Gilets jaunes v. Foulards rouges : le débat politique se polarise plus encore

Paris, Gilets Jaunes - Acte IX By: Olivier Ortelpa - CC BY 2.0

Comment enrayer la tension politique et sociale symbolisée par l’opposition entre Gilets jaunes et Foulards rouges ?

Par Frédéric Mas.

Dimanche 27 janvier, les Foulards rouges se sont réunis à Paris pour manifester « contre la violence » et le « blocage économique » provoqués par le mouvement des Gilets jaunes. Proche de la majorité présidentielle, les organisateurs n’ont cependant pas eu l’onction de l’exécutif lui-même, qui, à travers son chef Emmanuel Macron, cherche depuis plusieurs semaines à apaiser les tensions qui traversent le pays. Cette manifestation risquait à la fois de brouiller la communication du président et de jeter de l’huile sur le feu de la discorde nationale.

Le bilan de l’opération est en demi-teinte : ce ne fut pas un flop, puisque près d’une dizaine de milliers de personnes ont bravé les intempéries pour soutenir gouvernement et forces de l’ordre, mais le timing fut suffisamment mauvais pour que l’opération médiatique se transforme en happening oscillant entre surréalisme et tensions.

La veille, un des leaders des Gilets jaunes a été blessé à l’œil par un policier, suscitant l’émotion des sympathisants. Une enquête est en cours pour déterminer si l’usage du lanceur de balles de défense qui a atteint Jérôme Rodrigues a été abusif ou un hasard malencontreux.

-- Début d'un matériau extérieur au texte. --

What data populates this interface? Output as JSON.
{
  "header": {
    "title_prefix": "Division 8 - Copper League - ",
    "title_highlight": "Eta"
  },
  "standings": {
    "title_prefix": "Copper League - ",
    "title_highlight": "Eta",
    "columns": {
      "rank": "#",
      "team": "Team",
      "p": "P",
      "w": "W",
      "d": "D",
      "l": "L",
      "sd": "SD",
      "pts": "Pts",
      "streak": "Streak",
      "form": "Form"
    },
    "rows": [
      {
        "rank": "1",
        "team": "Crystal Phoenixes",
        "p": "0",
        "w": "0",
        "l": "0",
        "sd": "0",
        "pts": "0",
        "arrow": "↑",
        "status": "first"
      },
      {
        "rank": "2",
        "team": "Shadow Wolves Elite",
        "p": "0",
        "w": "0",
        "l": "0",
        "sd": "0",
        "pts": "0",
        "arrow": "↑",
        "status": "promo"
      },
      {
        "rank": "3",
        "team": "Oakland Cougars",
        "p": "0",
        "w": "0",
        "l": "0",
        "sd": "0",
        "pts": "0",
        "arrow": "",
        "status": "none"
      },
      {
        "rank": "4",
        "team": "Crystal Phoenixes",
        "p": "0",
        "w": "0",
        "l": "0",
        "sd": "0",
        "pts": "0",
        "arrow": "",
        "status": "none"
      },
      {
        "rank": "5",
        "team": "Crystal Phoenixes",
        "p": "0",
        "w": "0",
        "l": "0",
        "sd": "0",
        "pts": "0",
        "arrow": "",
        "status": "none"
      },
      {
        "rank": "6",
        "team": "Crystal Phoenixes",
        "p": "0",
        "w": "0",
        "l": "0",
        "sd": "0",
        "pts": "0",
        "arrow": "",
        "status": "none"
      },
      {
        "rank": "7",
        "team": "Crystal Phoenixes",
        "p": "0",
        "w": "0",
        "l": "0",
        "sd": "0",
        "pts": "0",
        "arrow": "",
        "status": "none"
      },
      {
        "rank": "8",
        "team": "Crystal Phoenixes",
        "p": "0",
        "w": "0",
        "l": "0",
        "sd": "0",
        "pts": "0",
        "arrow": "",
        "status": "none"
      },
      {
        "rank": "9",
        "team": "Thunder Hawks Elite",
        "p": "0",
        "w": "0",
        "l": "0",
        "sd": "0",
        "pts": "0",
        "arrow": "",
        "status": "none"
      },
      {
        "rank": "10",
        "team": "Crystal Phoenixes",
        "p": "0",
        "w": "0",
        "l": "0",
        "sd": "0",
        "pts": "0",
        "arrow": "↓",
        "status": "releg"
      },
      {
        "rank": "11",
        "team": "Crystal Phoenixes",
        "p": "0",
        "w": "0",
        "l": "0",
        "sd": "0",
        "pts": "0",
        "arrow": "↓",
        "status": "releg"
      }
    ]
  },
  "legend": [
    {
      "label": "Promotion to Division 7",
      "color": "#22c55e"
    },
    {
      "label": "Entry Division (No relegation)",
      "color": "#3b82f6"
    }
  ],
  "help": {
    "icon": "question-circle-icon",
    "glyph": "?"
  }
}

Seulement, le gouvernement craint que cette bavure ne se transforme en symbole, et remobilise le mouvement. De fait, la blessure infligée à ce Gilet jaune populaire et pacifique, filmé en direct, a fait le tour des réseaux sociaux, le canal habituel des mobilisations en cours.

Mauvais timing

Manifester contre la violence faite aux forces de l’ordre après cet épisode est devenu tout de suite plus difficile à justifier auprès du grand public. Bien que les tenants et les aboutissants de l’affaire ne soient pas encore totalement connus, les images ont déjà tourné sur les réseaux sociaux, et elles ont tourné très vite. Dans la bataille de la communication, comme le suggérait Michel Goya dans un article récent, la « petite guerre » des Gilets jaunes est bien plus efficace que celle traditionnelle et centralisée du gouvernement. La propagation virale des images a électrisé le climat et créé les circonstances parfaites pour que circulent les fake news et l’hystérisation du débat.

Le troll de jeuxvideo.com

Les journalistes de Russia Today ont été les premiers à se faire avoir : croyant interroger dimanche l’un des « organisateurs » de la manifestation des Foulards rouges, ils ont relayé un « troll » de jeuxvideo.com. Le message du farceur était pourtant grossier, liberticide et suffisamment hostile aux Gilets jaunes pour susciter l’interrogation. Il n’était pas le seul à s’être infiltré dans la manifestation pour s’en moquer.

Majorité calme et débordements irrationnels

Les farceurs se sont faits pour la plupart gentiment écarter par les manifestants, et le cortège est resté calme, jusqu’à ce qu’un groupe de Gilets jaunes les provoque : la tension fut à son comble.

Certains manifestants se sont révélés plus caricaturaux que les trolls dans leur haine de classe ou leur mépris pour les Gilets jaunes. Là encore, quelques vidéos ont fait le buzz, captant l’attention des réseaux sociaux au détriment de tout le reste, comme ce fut le cas pour l’ensemble des manifestations des Gilets jaunes.

Polarisation à l’extrême

Nous sommes montés un peu plus dans cette « montée aux extrêmes », cette polarisation politique encouragée par les médias sociaux qu’il devient de plus en plus difficile de canaliser. Les nouveaux médias tendent à relayer plus facilement les propos les plus excessifs et les informations les plus provocatrices, et ceux-ci se retrouvent relayés via facebook dans des groupes qui agissent comme des filtres communicationnels. Ils récupèrent de l’information non pas pour s’informer mais pour mobiliser les troupes pro ou contra. Comment enrayer l’escalade sans détruire la liberté ? C’est sans doute la grande question posée aujourd’hui.